Ces deux grands pays à l’échelle de la région, qui alternent depuis des années les conflits et les trêves, se dirigent actuellement vers une coopération plus étroite sur plusieurs dossiers. Il est vrai que le Hamas, qui est donc proche des Frères musulmans et de la tendance islamique turque et qatarie, a depuis quelque temps rétabli les ponts avec l’Iran, mais cette fois, les réunions qu’Ismaïl Haniyé a eues au Liban avec les différentes factions palestiniennes, ainsi qu’avec certaines parties libanaises, montrent que les relations entre les deux pôles régionaux sont plus stables.
Ce qui lui a permis d’être plus à l’aise dans ses prises de position. Pour le Hezbollah, c’est donc une visite de la plus haute importance.
Indépendamment des considérations régionales et du rapprochement turco-iranien qui ne peut que servir ses intérêts, la visite du leader du Hamas et sa tournée dans plusieurs camps palestiniens renforcent la position du Hezbollah en permettant de neutraliser d’éventuels projets de discorde entre sunnites et chiites qui pointaient au Liban, notamment avec les incidents à Khaldé.
En se positionnant en leader des camps, où le Hamas a une influence considérable, Ismaïl Haniyé a remis le cap sur la Palestine, tout en poussant les Palestiniens à ne pas se laisser entraîner dans des conflits qui ne peuvent qu’être destructeurs.
C’est important pour le parti chiite, et pour le Liban en général, puisque les camps palestiniens sont parfois considérés comme des lieux favorables à l’extrémisme sunnite et peuvent abriter ce qu’on appelle « des cellules dormantes ».
Dans toutes les enquêtes menées par les services libanais avec les jihadistes, il y avait le plus souvent un lien avec un camp palestinien, en particulier celui de Aïn el-Héloué où Ismaïl Haniyé a été accueilli en grande pompe.

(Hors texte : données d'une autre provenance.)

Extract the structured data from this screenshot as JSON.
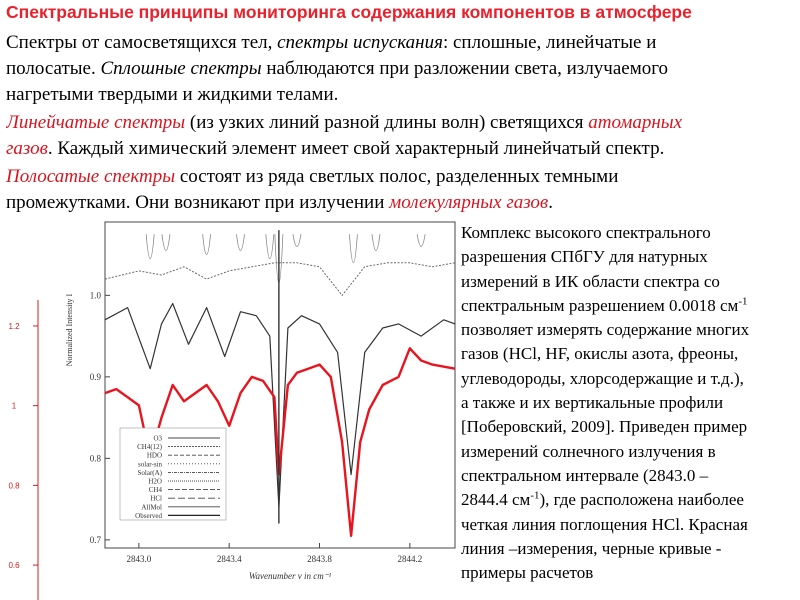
{
  "slide": {
    "title": "Спектральные принципы мониторинга содержания компонентов в атмосфере",
    "p1": {
      "a": "Спектры от самосветящихся тел, ",
      "b": "спектры испускания",
      "c": ": сплошные, линейчатые и",
      "d": "полосатые. ",
      "e": "Сплошные спектры",
      "f": " наблюдаются при разложении света, излучаемого",
      "g": "нагретыми твердыми и жидкими телами."
    },
    "p2": {
      "a": "Линейчатые спектры",
      "b": " (из узких линий разной длины волн) светящихся ",
      "c": "атомарных",
      "d": "газов",
      "e": ". Каждый химический элемент имеет свой характерный линейчатый спектр."
    },
    "p3": {
      "a": "Полосатые спектры",
      "b": " состоят из ряда светлых полос, разделенных темными",
      "c": "промежутками. Они возникают при излучении ",
      "d": "молекулярных газов",
      "e": "."
    },
    "side": {
      "l1": "Комплекс высокого спектрального",
      "l2": "разрешения СПбГУ для натурных",
      "l3": "измерений в ИК области спектра со",
      "l4": "спектральным разрешением 0.0018 см",
      "l4sup": "-1",
      "l5": "позволяет измерять содержание многих",
      "l6": "газов (HCl, HF, окислы азота, фреоны,",
      "l7": "углеводороды, хлорсодержащие и т.д.),",
      "l8": "а также и их вертикальные профили",
      "l9": "[Поберовский, 2009]. Приведен пример",
      "l10": "измерений солнечного излучения в",
      "l11": "спектральном интервале (2843.0 –",
      "l12a": "2844.4 см",
      "l12sup": "-1",
      "l12b": "), где расположена наиболее",
      "l13": "четкая линия поглощения HCl. Красная",
      "l14": "линия –измерения, черные кривые -",
      "l15": "примеры расчетов"
    }
  },
  "chart_data": {
    "type": "line",
    "xlabel": "Wavenumber ν in cm⁻¹",
    "ylabel": "Normalized Intensity I",
    "xlim": [
      2842.85,
      2844.4
    ],
    "ylim": [
      0.69,
      1.09
    ],
    "xticks": [
      2843.0,
      2843.4,
      2843.8,
      2844.2
    ],
    "xtick_labels": [
      "2843.0",
      "2843.4",
      "2843.8",
      "2844.2"
    ],
    "yticks": [
      0.7,
      0.8,
      0.9,
      1.0
    ],
    "ytick_labels": [
      "0.7",
      "0.8",
      "0.9",
      "1.0"
    ],
    "outer_ylim": [
      0.55,
      1.22
    ],
    "outer_yticks": [
      0.6,
      0.8,
      1.0,
      1.2
    ],
    "outer_ytick_labels": [
      "0.6",
      "0.8",
      "1",
      "1.2"
    ],
    "legend": {
      "placement": "lower-left",
      "entries": [
        "O3",
        "CH4(12)",
        "HDO",
        "solar-sin",
        "Solar(A)",
        "H2O",
        "CH4",
        "HCl",
        "AllMol",
        "Observed"
      ]
    },
    "colors": {
      "observed": "#e8141e",
      "model": "#333333",
      "transmittance": "#6a6a6a",
      "top_lines": "#888888",
      "axis": "#444444",
      "outer_axis": "#cc2222"
    },
    "series": [
      {
        "key": "transmittance",
        "x": [
          2842.85,
          2843.0,
          2843.1,
          2843.2,
          2843.3,
          2843.4,
          2843.5,
          2843.6,
          2843.7,
          2843.8,
          2843.9,
          2844.0,
          2844.1,
          2844.2,
          2844.3,
          2844.4
        ],
        "y": [
          1.02,
          1.03,
          1.025,
          1.035,
          1.02,
          1.03,
          1.035,
          1.04,
          1.04,
          1.035,
          1.0,
          1.035,
          1.04,
          1.04,
          1.035,
          1.04
        ]
      },
      {
        "key": "model",
        "x": [
          2842.85,
          2842.95,
          2843.05,
          2843.1,
          2843.15,
          2843.22,
          2843.3,
          2843.38,
          2843.45,
          2843.52,
          2843.58,
          2843.62,
          2843.66,
          2843.72,
          2843.8,
          2843.88,
          2843.94,
          2844.0,
          2844.08,
          2844.15,
          2844.25,
          2844.35,
          2844.4
        ],
        "y": [
          0.97,
          0.985,
          0.91,
          0.965,
          0.99,
          0.94,
          0.985,
          0.925,
          0.98,
          0.975,
          0.95,
          0.74,
          0.96,
          0.975,
          0.965,
          0.93,
          0.78,
          0.93,
          0.96,
          0.965,
          0.95,
          0.97,
          0.965
        ]
      },
      {
        "key": "observed",
        "x": [
          2842.85,
          2842.9,
          2842.95,
          2843.0,
          2843.05,
          2843.1,
          2843.15,
          2843.2,
          2843.25,
          2843.3,
          2843.35,
          2843.4,
          2843.45,
          2843.5,
          2843.55,
          2843.6,
          2843.62,
          2843.66,
          2843.7,
          2843.75,
          2843.8,
          2843.85,
          2843.9,
          2843.94,
          2843.98,
          2844.02,
          2844.08,
          2844.15,
          2844.2,
          2844.25,
          2844.3,
          2844.4
        ],
        "y": [
          0.88,
          0.885,
          0.875,
          0.865,
          0.8,
          0.85,
          0.89,
          0.87,
          0.88,
          0.89,
          0.87,
          0.84,
          0.88,
          0.9,
          0.895,
          0.875,
          0.78,
          0.89,
          0.905,
          0.91,
          0.915,
          0.9,
          0.82,
          0.705,
          0.82,
          0.86,
          0.89,
          0.9,
          0.935,
          0.92,
          0.915,
          0.91
        ]
      }
    ]
  }
}
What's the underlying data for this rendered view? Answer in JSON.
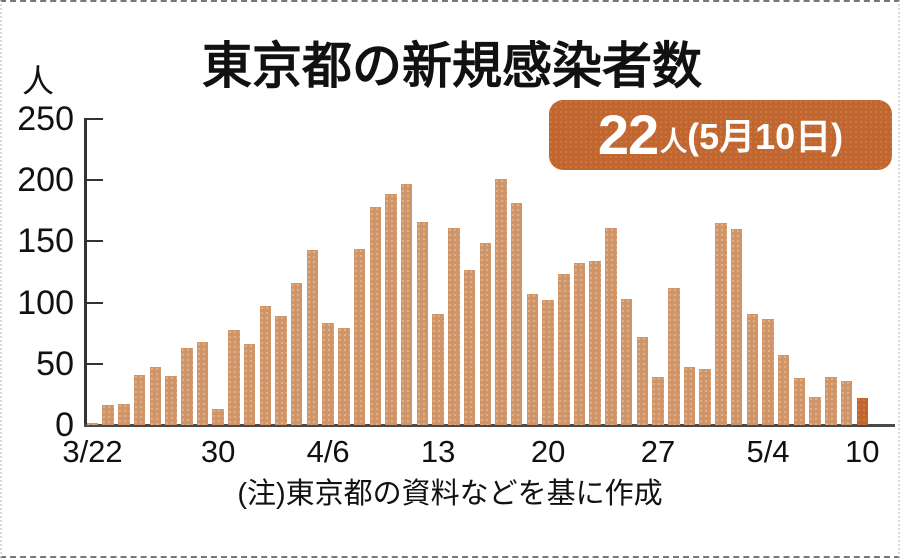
{
  "page": {
    "title": "東京都の新規感染者数",
    "note": "(注)東京都の資料などを基に作成"
  },
  "badge": {
    "value": "22",
    "unit": "人",
    "date": "(5月10日)"
  },
  "chart_data": {
    "type": "bar",
    "title": "東京都の新規感染者数",
    "xlabel": "",
    "ylabel": "人",
    "ylim": [
      0,
      250
    ],
    "yticks": [
      0,
      50,
      100,
      150,
      200,
      250
    ],
    "grid": false,
    "legend": false,
    "categories": [
      "3/22",
      "3/23",
      "3/24",
      "3/25",
      "3/26",
      "3/27",
      "3/28",
      "3/29",
      "3/30",
      "3/31",
      "4/1",
      "4/2",
      "4/3",
      "4/4",
      "4/5",
      "4/6",
      "4/7",
      "4/8",
      "4/9",
      "4/10",
      "4/11",
      "4/12",
      "4/13",
      "4/14",
      "4/15",
      "4/16",
      "4/17",
      "4/18",
      "4/19",
      "4/20",
      "4/21",
      "4/22",
      "4/23",
      "4/24",
      "4/25",
      "4/26",
      "4/27",
      "4/28",
      "4/29",
      "4/30",
      "5/1",
      "5/2",
      "5/3",
      "5/4",
      "5/5",
      "5/6",
      "5/7",
      "5/8",
      "5/9",
      "5/10"
    ],
    "values": [
      2,
      16,
      17,
      41,
      47,
      40,
      63,
      68,
      13,
      78,
      66,
      97,
      89,
      116,
      143,
      83,
      79,
      144,
      178,
      189,
      197,
      166,
      91,
      161,
      127,
      149,
      201,
      181,
      107,
      102,
      123,
      132,
      134,
      161,
      103,
      72,
      39,
      112,
      47,
      46,
      165,
      160,
      91,
      87,
      57,
      38,
      23,
      39,
      36,
      22
    ],
    "xtick_indices": [
      0,
      8,
      15,
      22,
      29,
      36,
      43,
      49
    ],
    "xtick_labels": [
      "3/22",
      "30",
      "4/6",
      "13",
      "20",
      "27",
      "5/4",
      "10"
    ],
    "highlight_index": 49,
    "highlight_label": "22人(5月10日)",
    "colors": {
      "bar": "#cf9468",
      "bar_dot": "#deb088",
      "highlight": "#c1662f",
      "axis": "#333333",
      "text": "#111111"
    }
  }
}
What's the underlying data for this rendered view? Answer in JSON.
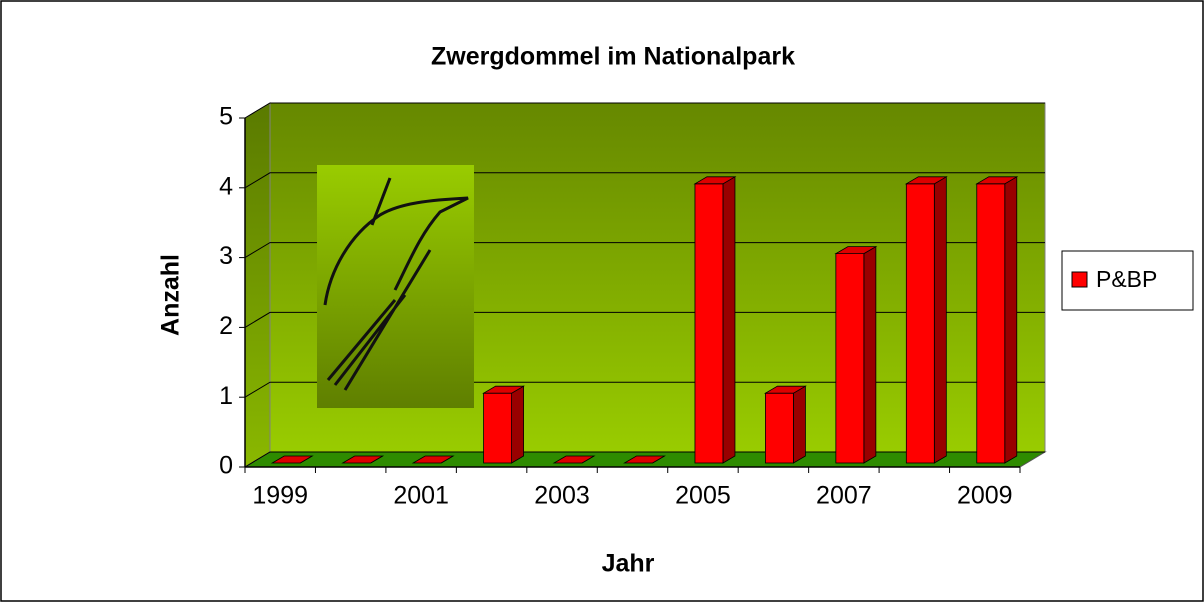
{
  "chart_data": {
    "type": "bar3d",
    "title": "Zwergdommel im Nationalpark",
    "x_label": "Jahr",
    "y_label": "Anzahl",
    "categories": [
      1999,
      null,
      2001,
      null,
      2003,
      null,
      2005,
      null,
      2007,
      null,
      2009
    ],
    "series": [
      {
        "name": "P&BP",
        "color": "#ff0000",
        "values": [
          0,
          0,
          0,
          1,
          0,
          0,
          4,
          1,
          3,
          4,
          4
        ]
      }
    ],
    "ylim": [
      0,
      5
    ],
    "yticks": [
      0,
      1,
      2,
      3,
      4,
      5
    ],
    "grid": true,
    "legend": "right"
  }
}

Ensuite, sur un plan purement libanais, le responsable palestinien, avec la tendance islamiste qu’il représente, a un lien particulier avec la Jamaa Islamiya, qui constitue en quelque sorte la version libanaise des Frères musulmans. Or, la Jamaa a une influence certaine dans les milieux sunnites, notamment à Tripoli et à Saïda.
En cette période particulièrement délicate au Liban et dans la région, il est important pour le Hezbollah de nouer des liens solides avec les différentes formations sunnites, dont la Jamaa, pour désamorcer toutes les possibilités de tensions communautaires.
Dans ce contexte, la visite d’Ismaïl Haniyé au Liban a donc constitué un succès pour le Hezbollah, en représentant un frein aux projets de discorde entre sunnites et chiites.